Working at home on her computer, Fohr wrote, arranged, and produced each note of io . She wrote for a 23-piece orchestra, gathering strings, horns, and drums around her daring vocal melodies. She staged -io on a scale vaster than anything she’d recorded before, a scale that matched the enormity she’d weathered, big enough to hold the world in its tumult. 

Under COVID restrictions, Fohr could only record with six other players in the studio at a time. She and her collaborators — 13 renowned musicians from Chicago’s jazz, classical, and experimental scenes — built -io layer by layer, entwining its pain with the clear yearning that sparks at its dark heart.

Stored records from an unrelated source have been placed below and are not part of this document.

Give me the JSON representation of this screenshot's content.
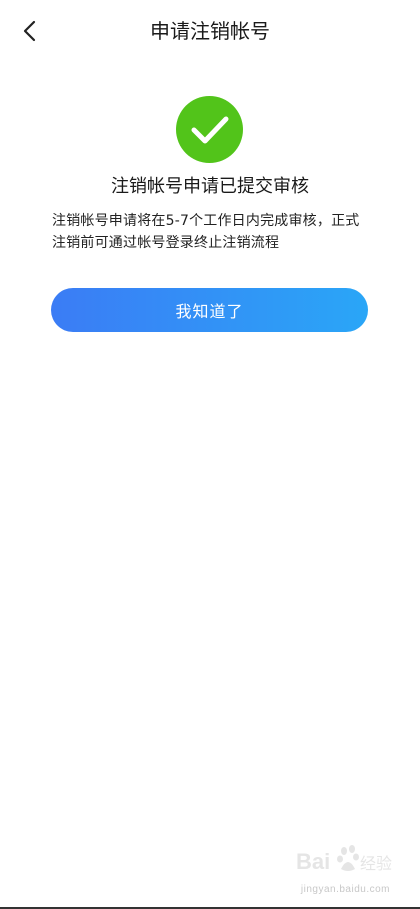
{
  "header": {
    "title": "申请注销帐号",
    "back_icon": "chevron-left-icon"
  },
  "result": {
    "icon": "check-circle-icon",
    "icon_color": "#52c41a",
    "title": "注销帐号申请已提交审核",
    "description": "注销帐号申请将在5-7个工作日内完成审核，正式注销前可通过帐号登录终止注销流程"
  },
  "actions": {
    "confirm_label": "我知道了",
    "gradient_start": "#3b7cf5",
    "gradient_end": "#2aa6f7"
  },
  "watermark": {
    "logo_text": "Bai 经验",
    "url": "jingyan.baidu.com"
  }
}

Horns cry out like terrified and distant voices from the dizzying waltz of “Neutron Star.” A spaghetti-western guitar reverberates as if in a cavern amid the percussive pummel of “Dogma.” Strings thrash against each other like sheets of rain amid “Vanishing’s” apocalyptic thrum. Amid them, Fohr’s voice rears in space, overdubbed to the point where it becomes an architecture of its own, at once the subject in the narrative and the surrounding environment. The effect is at once capacious and crushing, like being drawn into a gas giant.

Under lockdown, her typically collaborative songwriting practice became solitary. She wrote on piano and organ, instruments on a larger scale than her usual guitar that felt more “like a solid foundation you can stand on.” Her lyrics kept returning to images of black holes and gravity,

all-consuming phenomena that rend our common experience of physical reality. “I became obsessed with black holes, which is the ultimate gravitational pull,” Fohr says. “It also makes such a synonymous metaphor to death. Things go in, they can only go one way. They go in and they never come out.” 

“I went to the Robert Rauschenberg residency with this idea of trying to explore the hard work of joy. At that point, I had just been wallowing in this grief for so long. I thought, I want to write about joy. I know it’s going to be hard work,” Fohr says. “But when I was on this beach and in this really privileged, gorgeous place, I felt even more despondent. I thought it would be this balm, but instead it was just the saddest beach in my life.”